Par ailleurs, parmi les équipes qui participent à la mise en place de la stratégie de sécurité en entreprise, seulement 40 % les équipes dédiée au réseau participent alors que 68 % de ses équipes sont utilisées lors de l’exécution de la même stratégie. Ce qui démontre clairement la négligence.

Tout ceci s’oppose à plusieurs positions visant à placer le réseau comme pièce maîtresse dans la résilience au niveau de la sécurité. D’ailleurs, près 43% d’organisation européennes l’ont reconnu officiellement.

De plus, il existe encore une indécision sur quelle équipe aura la responsabilité de la sécurité des réseaux entre les équipes de sécurité et les équipes informatique. Ce qui fait que jusqu’à présent, l’on a du mal à déterminer avec précision le rôle de du réseau en matière de sécurité informatique. « Les entreprises recherchent l’agilité nécessaire pour s’adapter à l’évolution rapide des conditions du marché. Cela passe par la capacité à connecter et sécuriser efficacement toute application – traditionnelle ou moderne – de façon cohérente, du datacenter à n’importe quel environnement de travail, au travers de tous clouds. Elles peuvent y parvenir grâce au Virtual Cloud Network. Le réseau doit faire partie de l’ADN de toute stratégie moderne de sécurité, de cloud computing et de déploiement d’applications. Il doit être vu comme un élément stratégique de la transformation numérique et non pas comme un simple tuyau », souligne Pierre Ardichvili, le Directeur Réseau et Sécurité chez VMware France.

L’étude de Forrester et de Vwmare a aussi prouvé quelque chose qu’il ne faut pas négliger : la différence de priorité pour les équipes de sécurité et les équipements informatiques. En effet, les équipes de sécurité ont en priorité de réduire au maximum les incidents pour vous mettre en mal le système d’information. Du côté des équipes informatiques, l’objectif est de rendre plus efficace le flux de la transaction du système. Pourtant, 36% des responsables interrogés estiment que consolider les stratégies entre les différentes équipes avec au centre le réseau pourrait permettre de réduire au maximum la menace et d’accroître l’efficacité du système. « Grâce au réseau, l’augmentation de la connectivité est exponentielle et l’adoption du multi-cloud pour créer, exécuter, gérer et sécuriser les applications est facilitée, depuis le centre de données jusqu’au cloud public et au cloud périphérique (…) La possibilité que le réseau puisse être utilisé pour protéger les données dans toute l’organisation, de bout en bout, est au cœur de cette stratégie.

Cependant, celle-ci n’est réalisable que si le réseau est défini par logiciel, et seulement par le biais d’une approche cohésive et collaborative au sein du département informatique.
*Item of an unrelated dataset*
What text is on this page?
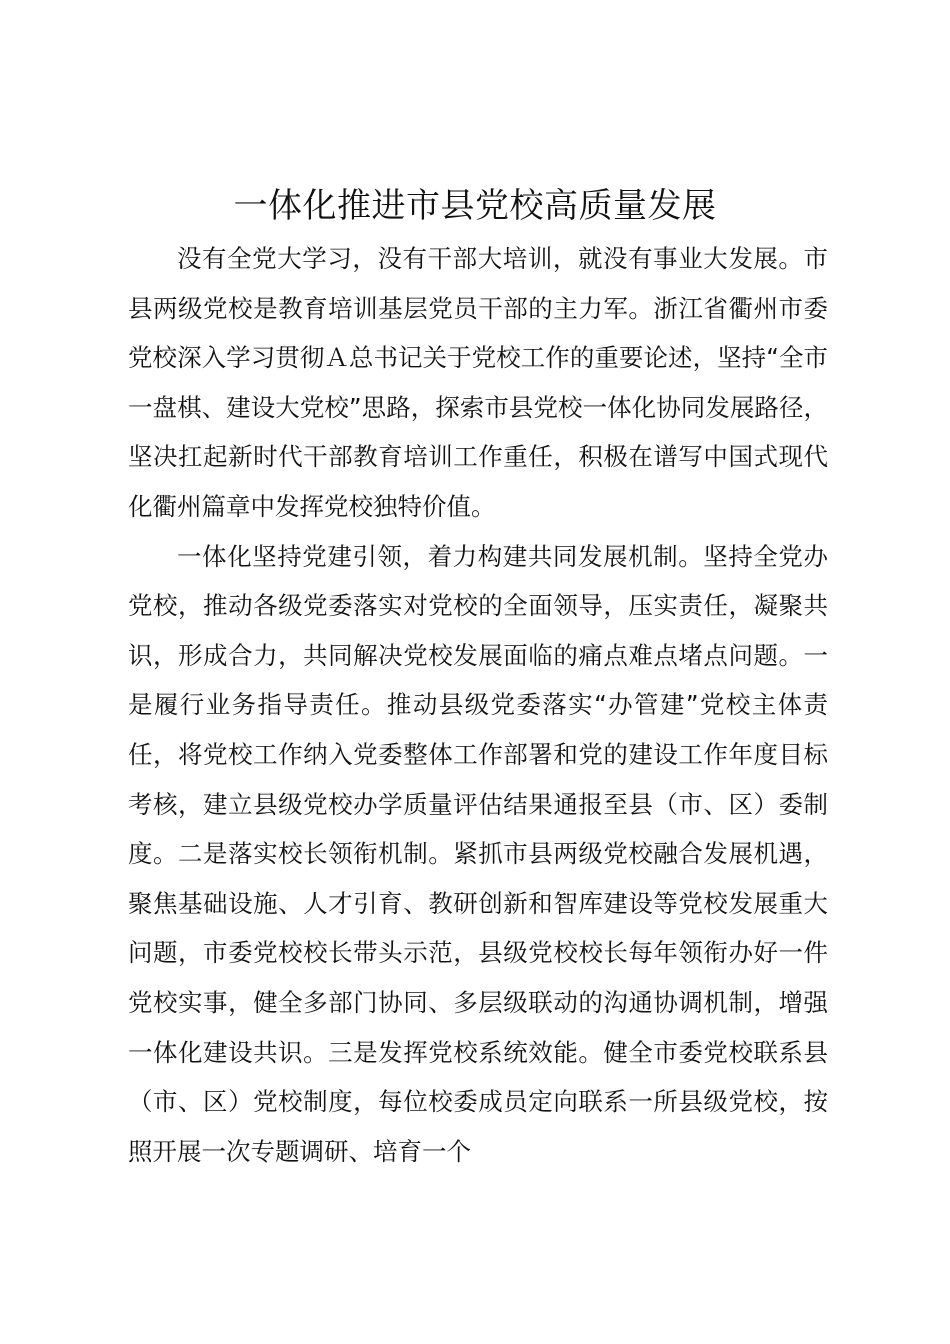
一体化推进市县党校高质量发展

没有全党大学习，没有干部大培训，就没有事业大发展。市县两级党校是教育培训基层党员干部的主力军。浙江省衢州市委党校深入学习贯彻Ａ总书记关于党校工作的重要论述，坚持“全市一盘棋、建设大党校”思路，探索市县党校一体化协同发展路径，坚决扛起新时代干部教育培训工作重任，积极在谱写中国式现代化衢州篇章中发挥党校独特价值。

一体化坚持党建引领，着力构建共同发展机制。坚持全党办党校，推动各级党委落实对党校的全面领导，压实责任，凝聚共识，形成合力，共同解决党校发展面临的痛点难点堵点问题。一是履行业务指导责任。推动县级党委落实“办管建”党校主体责任，将党校工作纳入党委整体工作部署和党的建设工作年度目标考核，建立县级党校办学质量评估结果通报至县（市、区）委制度。二是落实校长领衔机制。紧抓市县两级党校融合发展机遇，聚焦基础设施、人才引育、教研创新和智库建设等党校发展重大问题，市委党校校长带头示范，县级党校校长每年领衔办好一件党校实事，健全多部门协同、多层级联动的沟通协调机制，增强一体化建设共识。三是发挥党校系统效能。健全市委党校联系县（市、区）党校制度，每位校委成员定向联系一所县级党校，按照开展一次专题调研、培育一个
Le cloud virtuel offre une connectivité ainsi qu’une sécurité cohérente et omniprésente pour les applications et les données, où qu’elles se trouvent », notait Pierre Ardichvili. Il conclura en ces termes : « La sécurité devrait être davantage considérée comme un sport d’équipe, mais de nombreuses organisations continuent d’adopter une approche cloisonnée. La clé du succès des équipes IT et des équipes de sécurité est de collaborer, en partageant les responsabilités et les plans, et en s’assurant que chaque composant de la sécurité, y compris la mise en réseau, soit intégré à la stratégie dès le début. ».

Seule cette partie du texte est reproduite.